Le récit s'attache particulièrement aux différentes réactions des personnages face au Dice, à mesure qu'ils le découvrent : le protagoniste remet régulièrement en question sa dangerosité, tandis qu'un ami à lui investit tous ses points dans la puissance de son seul bras, recherchant une forme de super pouvoir. D'autres créent des guildes, agissent en solo, ou misent tout sur l'intelligence pensant ainsi s'en sortir quoi qu'il arrive. Seule Eunjoo refuse d'utiliser ses dés, s'opposant à la frénésie qui s'empare de ses camarades.
"Comment alors ne pas penser, certes à l'accumulation de capital, mais aussi, plus d'actualité, à une accumulation de likes, de followers, et autres formes de reconnaissance sociale qu'offrent les réseaux sociaux ?"

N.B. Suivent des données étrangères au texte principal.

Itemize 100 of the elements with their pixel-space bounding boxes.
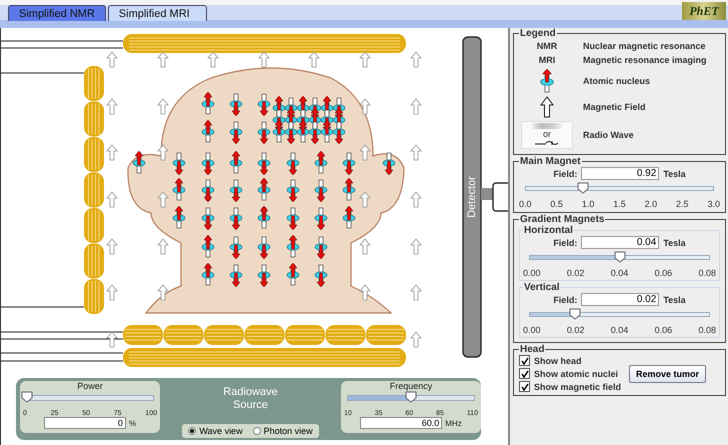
nucleus-icon	[286, 152, 300, 176]
nucleus-icon	[258, 206, 270, 228]
nucleus-icon	[202, 120, 214, 142]
view-radio[interactable]: Photon view	[252, 426, 313, 436]
nucleus-icon	[202, 152, 214, 176]
tick-label: 0.00	[523, 268, 541, 278]
field-arrow-icon	[359, 144, 371, 160]
tick-label: 1.5	[613, 199, 626, 209]
field-arrow-icon	[106, 98, 118, 114]
frequency-field[interactable]: 60.0	[360, 417, 442, 429]
field-arrow-icon	[106, 191, 118, 208]
field-arrow-icon	[410, 191, 422, 208]
detector-label: Detector	[466, 176, 478, 218]
legend-title: Legend	[519, 28, 557, 39]
legend-text: Radio Wave	[583, 130, 634, 140]
field-arrow-icon	[106, 144, 118, 160]
tab[interactable]: Simplified NMR	[8, 5, 106, 21]
subsection-title: Vertical	[523, 282, 561, 293]
unit-label: %	[128, 418, 136, 428]
tab[interactable]: Simplified MRI	[108, 5, 207, 21]
checkbox-option[interactable]: Show head	[519, 355, 622, 366]
power-title: Power	[76, 381, 104, 391]
tick-label: 1.0	[582, 199, 594, 209]
nucleus-icon	[172, 178, 186, 200]
logo: PhET	[682, 2, 726, 20]
nucleus-icon	[540, 68, 554, 94]
slider-thumb[interactable]	[577, 182, 590, 194]
field-input[interactable]: 0.04	[581, 236, 660, 249]
nucleus-icon	[314, 208, 328, 230]
nucleus-icon	[286, 262, 300, 286]
legend-text: Nuclear magnetic resonance	[583, 41, 706, 51]
nucleus-icon	[230, 236, 242, 260]
tick-label: 0.06	[654, 325, 672, 335]
nucleus-icon	[286, 208, 300, 230]
legend-text: Magnetic resonance imaging	[583, 55, 707, 65]
field-label: Field:	[553, 238, 578, 248]
legend-text: Atomic nucleus	[583, 76, 650, 86]
power-field[interactable]: 0	[44, 417, 126, 429]
tick-label: 3.0	[707, 199, 720, 209]
tick-label: 0.04	[610, 268, 628, 278]
field-arrow-icon	[308, 51, 320, 68]
field-arrow-icon	[540, 96, 554, 118]
field-label: Field:	[553, 294, 578, 304]
tick-label: 0.00	[523, 325, 541, 335]
field-arrow-icon	[157, 98, 169, 114]
legend-text: Magnetic Field	[583, 102, 646, 112]
nucleus-icon	[230, 264, 242, 288]
view-radio[interactable]: Wave view	[188, 426, 243, 436]
wave-band-icon	[532, 123, 562, 129]
nucleus-icon	[258, 122, 270, 144]
unit-label: Tesla	[663, 168, 686, 178]
field-label: Field:	[553, 168, 578, 178]
slider-thumb[interactable]	[568, 308, 581, 320]
nucleus-icon	[342, 178, 356, 200]
nucleus-icon	[230, 150, 242, 174]
nucleus-icon	[258, 264, 270, 288]
slider-thumb[interactable]	[405, 391, 417, 403]
nucleus-icon	[284, 122, 298, 144]
nucleus-icon	[230, 94, 242, 116]
tick-label: 0.5	[550, 199, 563, 209]
field-arrow-icon	[157, 144, 169, 160]
field-input[interactable]: 0.02	[581, 293, 660, 306]
radiowave-title: Radiowave Source	[222, 386, 279, 412]
section-title: Head	[519, 344, 546, 355]
nucleus-icon	[202, 262, 214, 286]
nucleus-icon	[272, 120, 286, 142]
nucleus-icon	[258, 178, 270, 200]
nucleus-icon	[230, 180, 242, 202]
nucleus-icon	[230, 208, 242, 230]
tick-label: 0.08	[698, 325, 716, 335]
field-arrow-icon	[106, 331, 118, 348]
field-arrow-icon	[410, 144, 422, 160]
tick-label: 0.02	[566, 325, 584, 335]
field-arrow-icon	[359, 238, 371, 254]
nucleus-icon	[230, 122, 242, 144]
unit-label: MHz	[445, 418, 462, 428]
nucleus-icon	[202, 180, 214, 202]
tick-label: 0.06	[654, 268, 672, 278]
nucleus-icon	[342, 152, 356, 176]
frequency-title: Frequency	[388, 381, 434, 391]
checkbox-option[interactable]: Show magnetic field	[519, 381, 622, 392]
photon-icon	[534, 139, 560, 147]
nucleus-icon	[258, 152, 270, 176]
slider-thumb[interactable]	[614, 251, 626, 263]
nucleus-icon	[382, 152, 396, 176]
field-arrow-icon	[410, 238, 422, 254]
nucleus-icon	[314, 150, 328, 174]
nucleus-icon	[342, 206, 356, 228]
remove-tumor-button[interactable]: Remove tumor	[629, 364, 706, 382]
field-arrow-icon	[410, 284, 422, 300]
tick-label: 0.08	[698, 268, 716, 278]
section-title: Gradient Magnets	[519, 214, 606, 225]
field-arrow-icon	[410, 98, 422, 114]
checkbox-option[interactable]: Show atomic nuclei	[519, 368, 622, 379]
nucleus-icon	[314, 180, 328, 202]
field-input[interactable]: 0.92	[581, 167, 660, 180]
slider-thumb[interactable]	[21, 391, 33, 403]
field-arrow-icon	[207, 51, 219, 68]
unit-label: Tesla	[663, 294, 686, 304]
field-arrow-icon	[258, 51, 270, 68]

Dans la majorité des cas, le désir d'accumulation des dés prend le pas sur la raison. Pourquoi se satisfaire de ce que l'on a, lorsque la manne est illimitée ? Les comportements, on le devine, vont virer parfois à la barbarie, ou du moins à une sorte d'obsession frénétique. Comment alors ne pas penser, certes à l'accumulation de capital, mais aussi, plus d'actualité, à une accumulation de likes, de followers, et autres formes de reconnaissance sociale qu'offrent les réseaux sociaux ? On y retrouve des comportements que l'on connaît en ligne : certains élèves, dans la série, recherchent juste à accroître l'image qu'ils ont d'eux-mêmes et leur popularité, quand d'autres s'affrontent en tant que leaders, dans une véritable course à qui aura le plus de points, le plus d'influence. Plus prosaïquement, on pense aussi à l'explosion d'actes de chirurgie esthétique, dont la Corée du Sud détient le record par habitant, et face aux scènes où les élèves choisissent d'être plus beaux, plus grands ou plus rapides, l'auteur pose assez explicitement la question du transhumanisme. Face à la possibilité d'amélioration de soi qu'offre le Dice, comment, et quand s'arrêter ?
Visuellement, l'auteur a une utilisation plutôt décomplexée du numérique, lui permettant de jouer, par exemple, sur l'aspect translucide et luminescent des dés, et donne un petit côté high-tech au graphisme. Comme pour la grande majorité des webtoons, l'album est entièrement en couleurs, avec un rendu assez proche des séries animées. Les ambiances sont très caractérisées, avec des dominantes de couleurs qui évoluent d'une scène à l'autre, et une attention particulière au travail sur la lumière.
Bref, une série tout à fait dans l'air du temps, et qui a le mérite de poser, sans dénoncer lourdement, les dérives d'une époque où les désirs se doivent de plus en plus d'être assouvis, quelles qu'en soient les conséquences.